A mathematical theory for Occam's razor

Simplicity is often one of the main goals of any learning process. If a theory that explains a phenomenon is simple then we can understand it more quickly and use it more efficiently. Additionally, it is also believed that simpler models are probably more credible. That belief, Occam’s razor principle, has greatly influenced scientific thinking as a heuristic and it is applied frequently in the field of Data Science. Occam’s original statement is often interpreted as follows: all other things being equal, the simplest explanation of the observations is more likely to be true. Although this statement is qualitative in nature, there are mathematically quantifiable statements that attempt to capture the meaning of this heuristic. However, as of today there does not exist a single unifying theory that can explain all of its occurrences. With this essay we will present the results of some candidate theories as well as their shortcomings.

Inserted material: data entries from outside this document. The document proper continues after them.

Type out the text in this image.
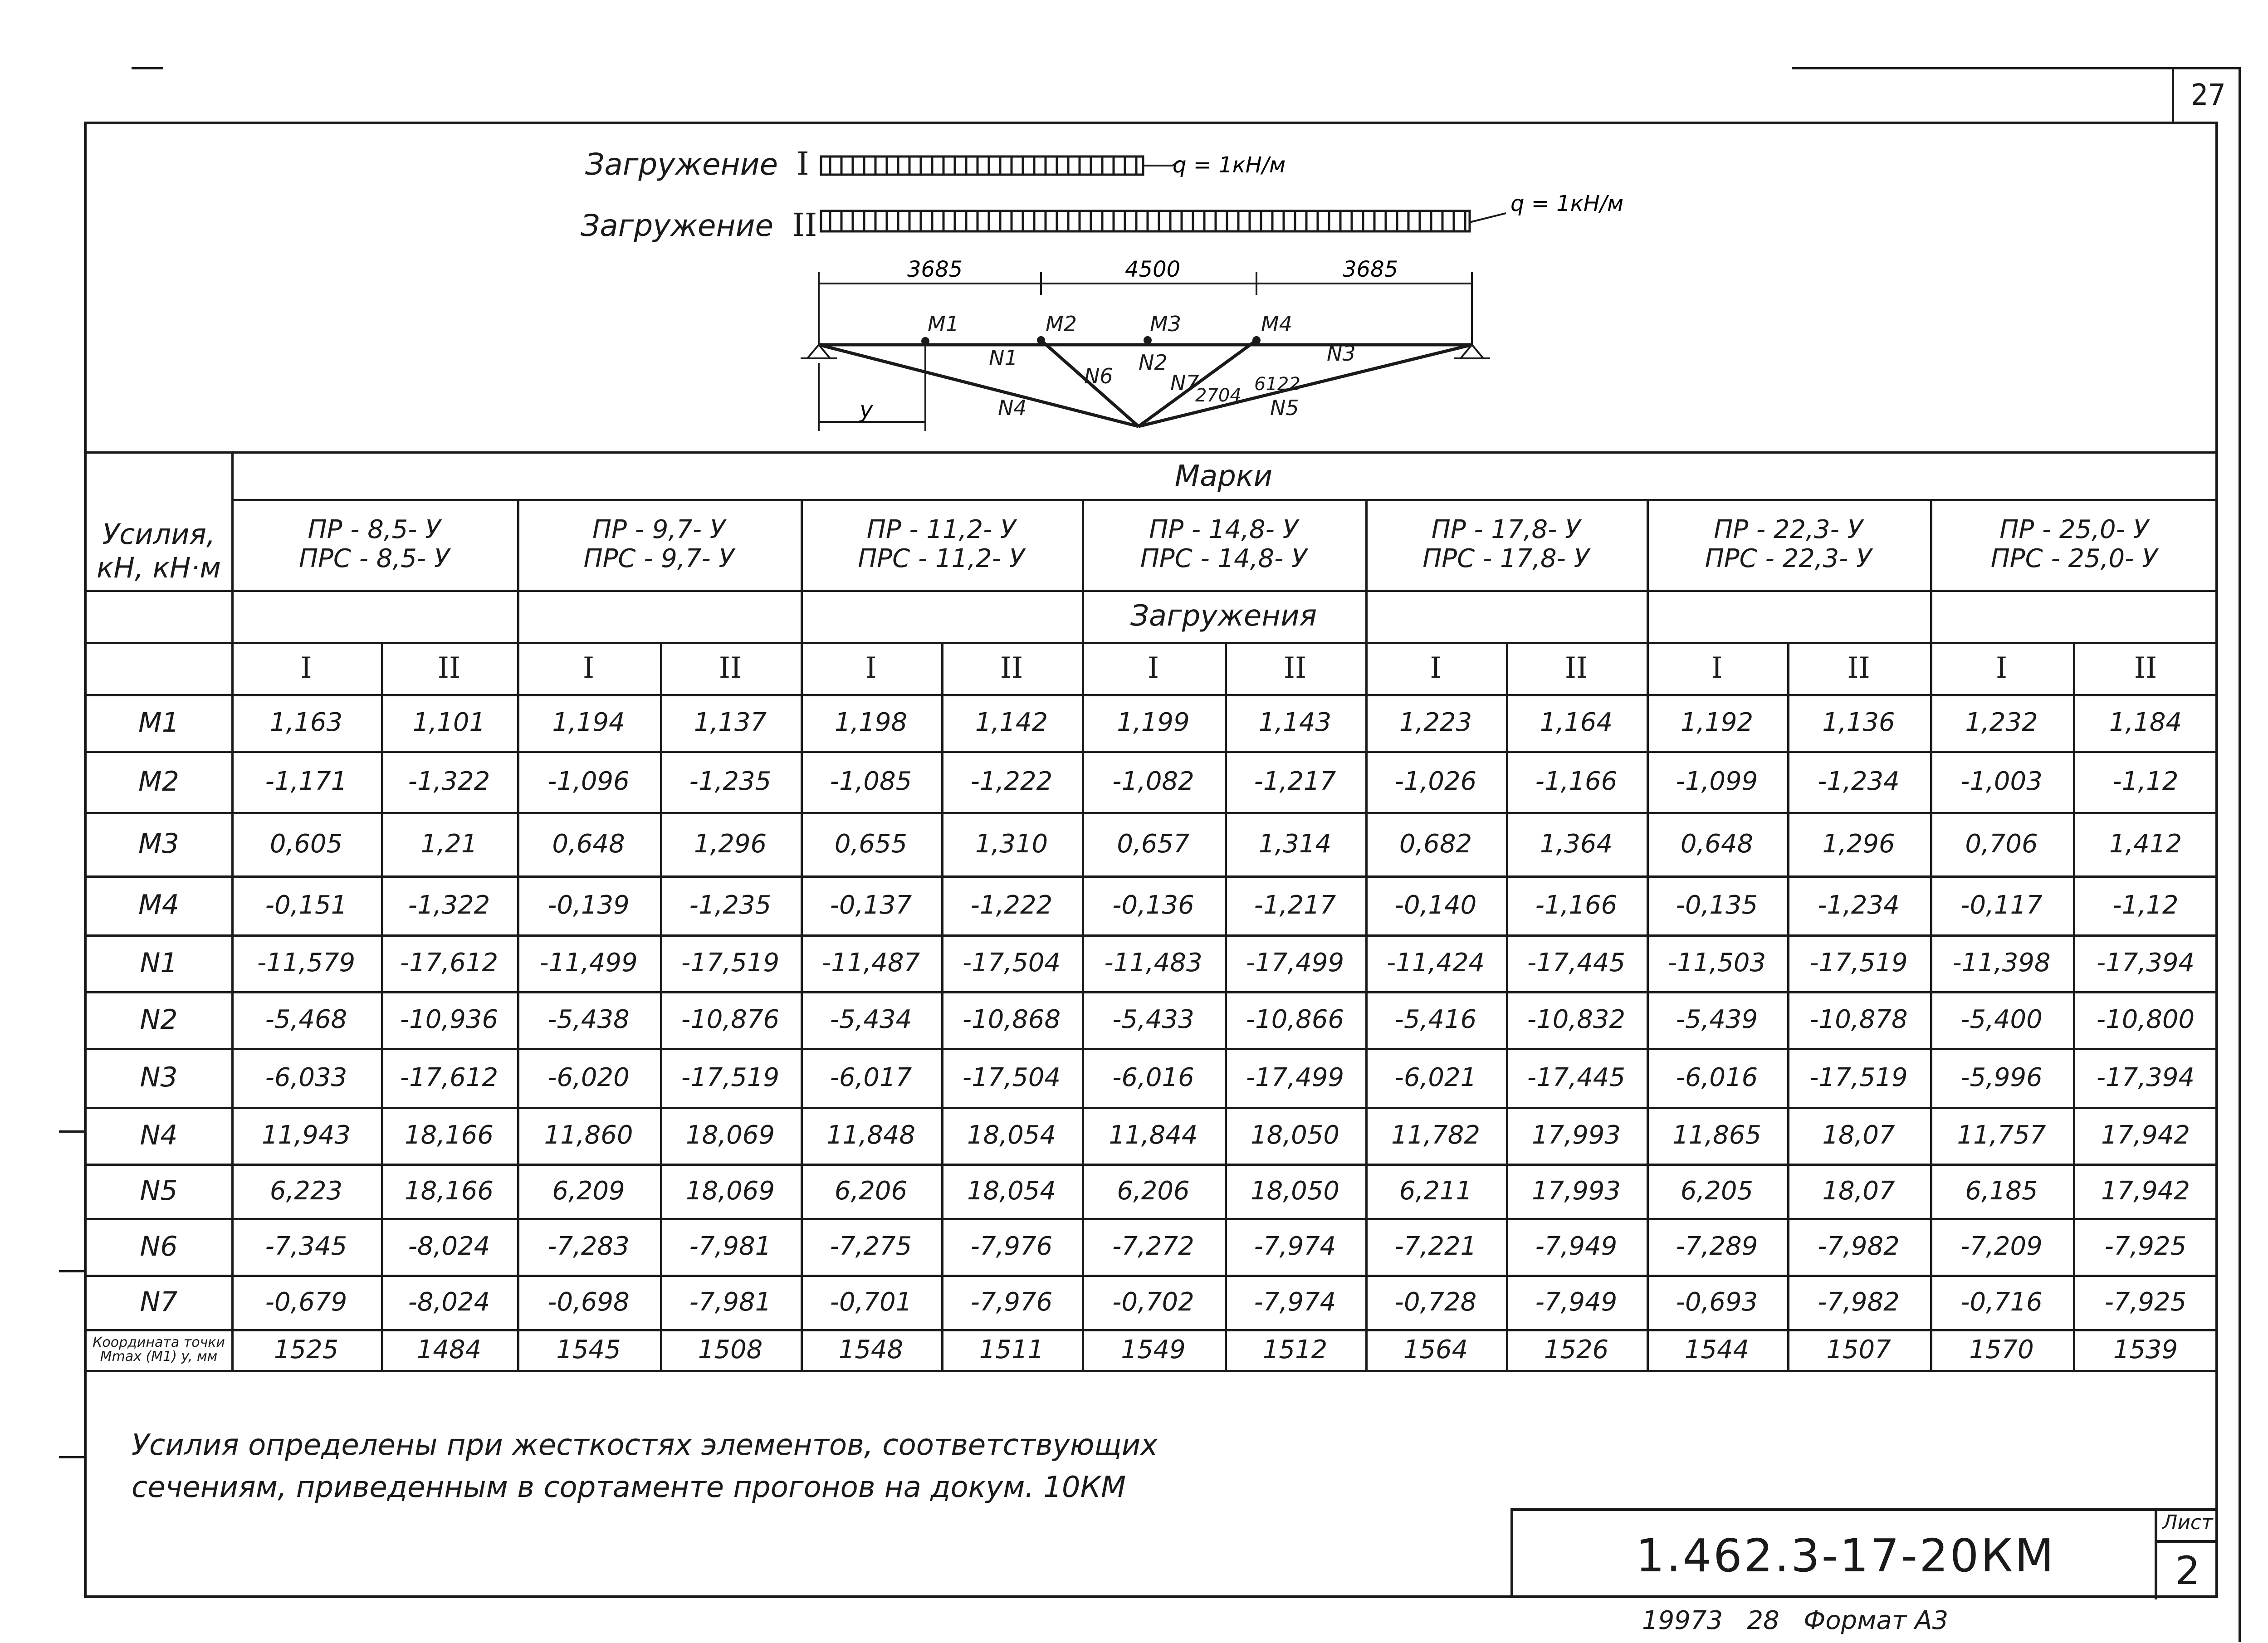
27
Загружение I
Загружение II
q = 1кН/м
q = 1кН/м
3685	4500	3685
y
M1	M2	M3	M4
N1	N2	N3
N4	N5
N6	N7
2704
6122
Усилия, кН, кН·м
Марки
Загружения
ПР - 8,5- У
ПРС - 8,5- У
ПР - 9,7- У
ПРС - 9,7- У
ПР - 11,2- У
ПРС - 11,2- У
ПР - 14,8- У
ПРС - 14,8- У
ПР - 17,8- У
ПРС - 17,8- У
ПР - 22,3- У
ПРС - 22,3- У
ПР - 25,0- У
ПРС - 25,0- У
I	II	I	II	I	II	I	II	I	II	I	II	I	II
M1	1,163	1,101	1,194	1,137	1,198	1,142	1,199	1,143	1,223	1,164	1,192	1,136	1,232	1,184
M2	-1,171	-1,322	-1,096	-1,235	-1,085	-1,222	-1,082	-1,217	-1,026	-1,166	-1,099	-1,234	-1,003	-1,12
M3	0,605	1,21	0,648	1,296	0,655	1,310	0,657	1,314	0,682	1,364	0,648	1,296	0,706	1,412
M4	-0,151	-1,322	-0,139	-1,235	-0,137	-1,222	-0,136	-1,217	-0,140	-1,166	-0,135	-1,234	-0,117	-1,12
N1	-11,579	-17,612	-11,499	-17,519	-11,487	-17,504	-11,483	-17,499	-11,424	-17,445	-11,503	-17,519	-11,398	-17,394
N2	-5,468	-10,936	-5,438	-10,876	-5,434	-10,868	-5,433	-10,866	-5,416	-10,832	-5,439	-10,878	-5,400	-10,800
N3	-6,033	-17,612	-6,020	-17,519	-6,017	-17,504	-6,016	-17,499	-6,021	-17,445	-6,016	-17,519	-5,996	-17,394
N4	11,943	18,166	11,860	18,069	11,848	18,054	11,844	18,050	11,782	17,993	11,865	18,07	11,757	17,942
N5	6,223	18,166	6,209	18,069	6,206	18,054	6,206	18,050	6,211	17,993	6,205	18,07	6,185	17,942
N6	-7,345	-8,024	-7,283	-7,981	-7,275	-7,976	-7,272	-7,974	-7,221	-7,949	-7,289	-7,982	-7,209	-7,925
N7	-0,679	-8,024	-0,698	-7,981	-0,701	-7,976	-0,702	-7,974	-0,728	-7,949	-0,693	-7,982	-0,716	-7,925
Координата точки Mmax (M1) y, мм	1525	1484	1545	1508	1548	1511	1549	1512	1564	1526	1544	1507	1570	1539
Усилия определены при жесткостях элементов, соответствующих
сечениям, приведенным в сортаменте прогонов на докум. 10КМ
1.462.3-17-20КМ
Лист
2
19973   28   Формат А3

To properly quantify this statement we must first of all choose a notion of simplicity or, equivalently, complexity. There are many notions of complexity, like the Vapnik–Chervonenkis (VC) dimension, Rademacher Complexity, Kolmogorov Complexity and Description length, that have been formally studied in mathematics and are used in the field of data science to prove theoretical guarantees. Using properties of these notions, we can derive probabilistic upper bounds regarding the actual, test error of a model using the training error and a notion of complexity, called generalization bounds [1]. These bounds usually imply that using a space of more complex functions, with higher capacity, might lead us to a model with a higher generalization error than a more simple space of functions with lower capacity. Furthermore, by minimizing an upper bound on the generalization error, or expressions that increase with it, we can formulate a mathematically justifiable model search and selection principle which is less susceptible to overfitting, this technique is called structural risk minimization [2].

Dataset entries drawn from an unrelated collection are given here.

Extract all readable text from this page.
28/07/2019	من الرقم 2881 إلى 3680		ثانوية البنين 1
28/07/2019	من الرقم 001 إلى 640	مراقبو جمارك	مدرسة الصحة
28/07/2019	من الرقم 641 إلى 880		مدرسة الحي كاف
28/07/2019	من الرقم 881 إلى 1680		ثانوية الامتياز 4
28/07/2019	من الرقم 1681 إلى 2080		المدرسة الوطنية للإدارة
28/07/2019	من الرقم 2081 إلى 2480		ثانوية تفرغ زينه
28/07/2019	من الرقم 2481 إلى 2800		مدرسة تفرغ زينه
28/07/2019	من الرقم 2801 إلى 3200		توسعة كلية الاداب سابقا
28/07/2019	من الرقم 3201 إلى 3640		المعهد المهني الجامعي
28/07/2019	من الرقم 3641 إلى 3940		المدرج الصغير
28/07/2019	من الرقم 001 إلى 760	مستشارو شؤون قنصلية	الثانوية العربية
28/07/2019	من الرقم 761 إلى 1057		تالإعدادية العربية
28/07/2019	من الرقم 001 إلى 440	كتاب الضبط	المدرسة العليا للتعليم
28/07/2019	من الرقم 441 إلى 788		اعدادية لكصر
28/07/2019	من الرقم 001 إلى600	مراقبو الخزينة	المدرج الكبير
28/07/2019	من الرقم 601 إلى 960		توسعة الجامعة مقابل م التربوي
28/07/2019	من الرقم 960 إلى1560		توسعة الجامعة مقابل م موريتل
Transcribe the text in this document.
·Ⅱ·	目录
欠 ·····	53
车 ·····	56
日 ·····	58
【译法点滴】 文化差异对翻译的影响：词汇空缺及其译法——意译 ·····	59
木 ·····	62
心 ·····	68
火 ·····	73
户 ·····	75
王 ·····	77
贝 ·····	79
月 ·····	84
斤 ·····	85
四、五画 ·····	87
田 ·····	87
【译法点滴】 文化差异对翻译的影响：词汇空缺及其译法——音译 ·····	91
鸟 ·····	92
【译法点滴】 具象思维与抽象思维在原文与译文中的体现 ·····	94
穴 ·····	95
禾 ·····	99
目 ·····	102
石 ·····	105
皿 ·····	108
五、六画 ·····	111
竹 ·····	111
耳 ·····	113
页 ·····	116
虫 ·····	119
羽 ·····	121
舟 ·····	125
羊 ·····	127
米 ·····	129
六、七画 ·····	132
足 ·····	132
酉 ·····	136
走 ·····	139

The originally intended use of the Occam’s razor principle was model selection. Model selection can be done formally in this manner using the Minimum Description Length principle (MDL) [3]. This principle proposes that we choose the hypothesis that gives us the smallest description length for the data. In a way, this is a literal application of the Occam’s Razor principle. Like in the case of structural risk minimization, MDL results in the minimization of an error term plus a complexity term, to account for larger models. One of the most notable benefits of MDL is its strong connection with the Maximum Likelihood Estimation (MLE), which is one of the most natural and important forms of estimation in statistics. In fact, MDL can be interpreted as a generalization of MLE that can be applied almost universally and not just for single parametric families. Moreover, this theory has very attractive proven convergence properties, like consistency, that are in some cases even better than Bayessian Inference results [4]. The applications of MDL exceed beyond the confines of model selection to parameter estimation and prediction.

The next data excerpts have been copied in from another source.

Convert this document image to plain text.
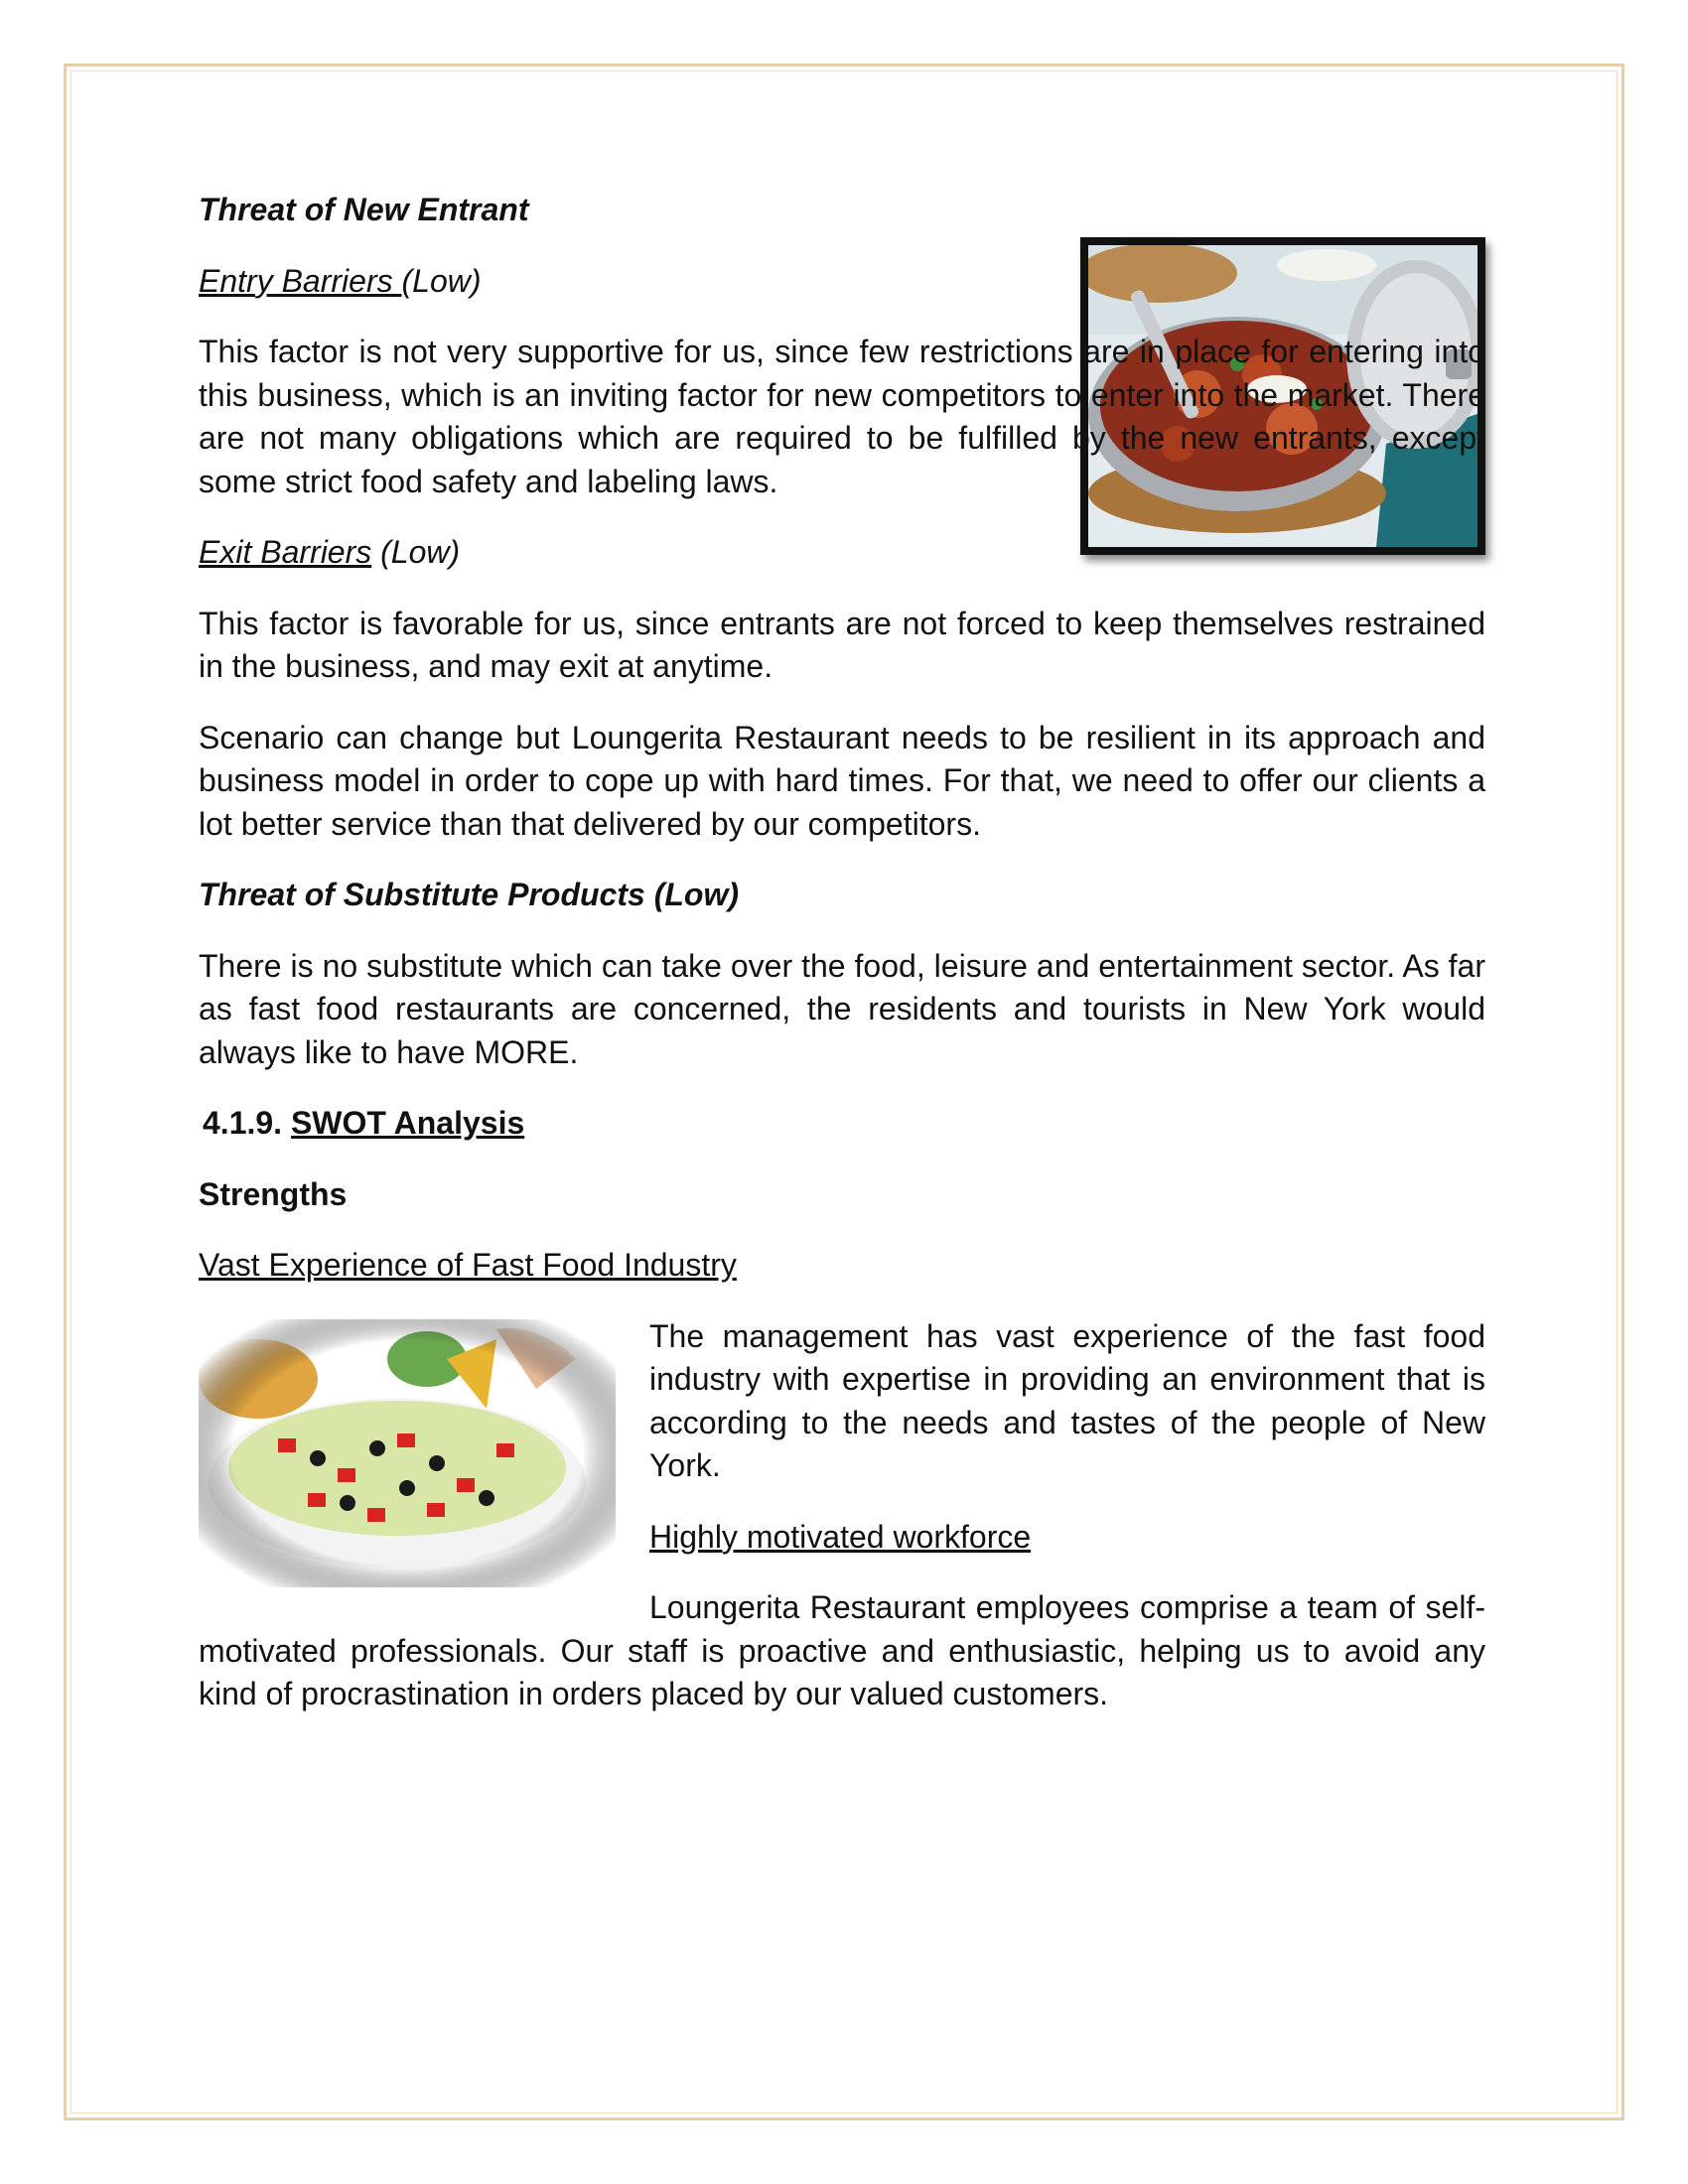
Threat of New Entrant

Entry Barriers (Low)

This factor is not very supportive for us, since few restrictions are in place for entering into this business, which is an inviting factor for new competitors to enter into the market. There are not many obligations which are required to be fulfilled by the new entrants, except some strict food safety and labeling laws.

Exit Barriers (Low)

This factor is favorable for us, since entrants are not forced to keep themselves restrained in the business, and may exit at anytime.

Scenario can change but Loungerita Restaurant needs to be resilient in its approach and business model in order to cope up with hard times. For that, we need to offer our clients a lot better service than that delivered by our competitors.

Threat of Substitute Products (Low)

There is no substitute which can take over the food, leisure and entertainment sector. As far as fast food restaurants are concerned, the residents and tourists in New York would always like to have MORE.

4.1.9. SWOT Analysis

Strengths

Vast Experience of Fast Food Industry

The management has vast experience of the fast food industry with expertise in providing an environment that is according to the needs and tastes of the people of New York.

Highly motivated workforce

Loungerita Restaurant employees comprise a team of self-motivated professionals. Our staff is proactive and enthusiastic, helping us to avoid any kind of procrastination in orders placed by our valued customers.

Furthermore, Occam’s razor like statements have also been used in other areas of computational learning theory for constructing necessary and sufficient conditions for the membership of a problem in the class of Probably Approximately Correct (PAC) learnable problems. Specifically, it has been proven that the existence of a polynomial time consistent Learning Algorithm that outputs simple hypotheses implies that the concept class is PAC-learnable [5], [6]. Simplicity in this context implies a parametric bound on the representation of the output hypothesis or on the VC dimension of the set of different outputs. Under mild conditions, this statement can also be sufficient [7]. This leads to a different characterization of the PAC-learnability of many popular concept classes. Results like these are very important as they can lead to more systematic proofs of PAC-learnability and different techniques in learning algorithm design that use complexity criteria.

Even though the statements and theories presented above are sound, they do not produce valuable results in an overparameterized setting, i.e. when the number of parameters is bigger than the number of training samples. In these situations, we have the occurrence of the double descent phenomenon [8]. Although, classical generalization bounds become large and not meaningful and as a result they do not explain the effectiveness of high dimensional models such as deep neural networks (DNNs). Different methods should be developed not only for model selection and design but also to complete our theoretical understanding in these situations. Here we have another version of the Occam’s Razor principle that is more useful and prevalent: All other things being equal, in terms of empirical loss, the smoothest model is preferable. The smoothest estimator in this context is the one that minimizes a functional norm. Upper bounds can be found in order to relate the generalization error of an interpolation process and its functional norms [9], [10], [11]. Also, the previously mentioned older versions of this principle can be reformulated to become more useful in this setting. For example, traditional generalization bounds have become tighter with the use of compression schemes [12] and MDL ideas have been used to define notions of complexity that for some high dimensional models scale logarithmically with the number of parameters instead of linearly [13].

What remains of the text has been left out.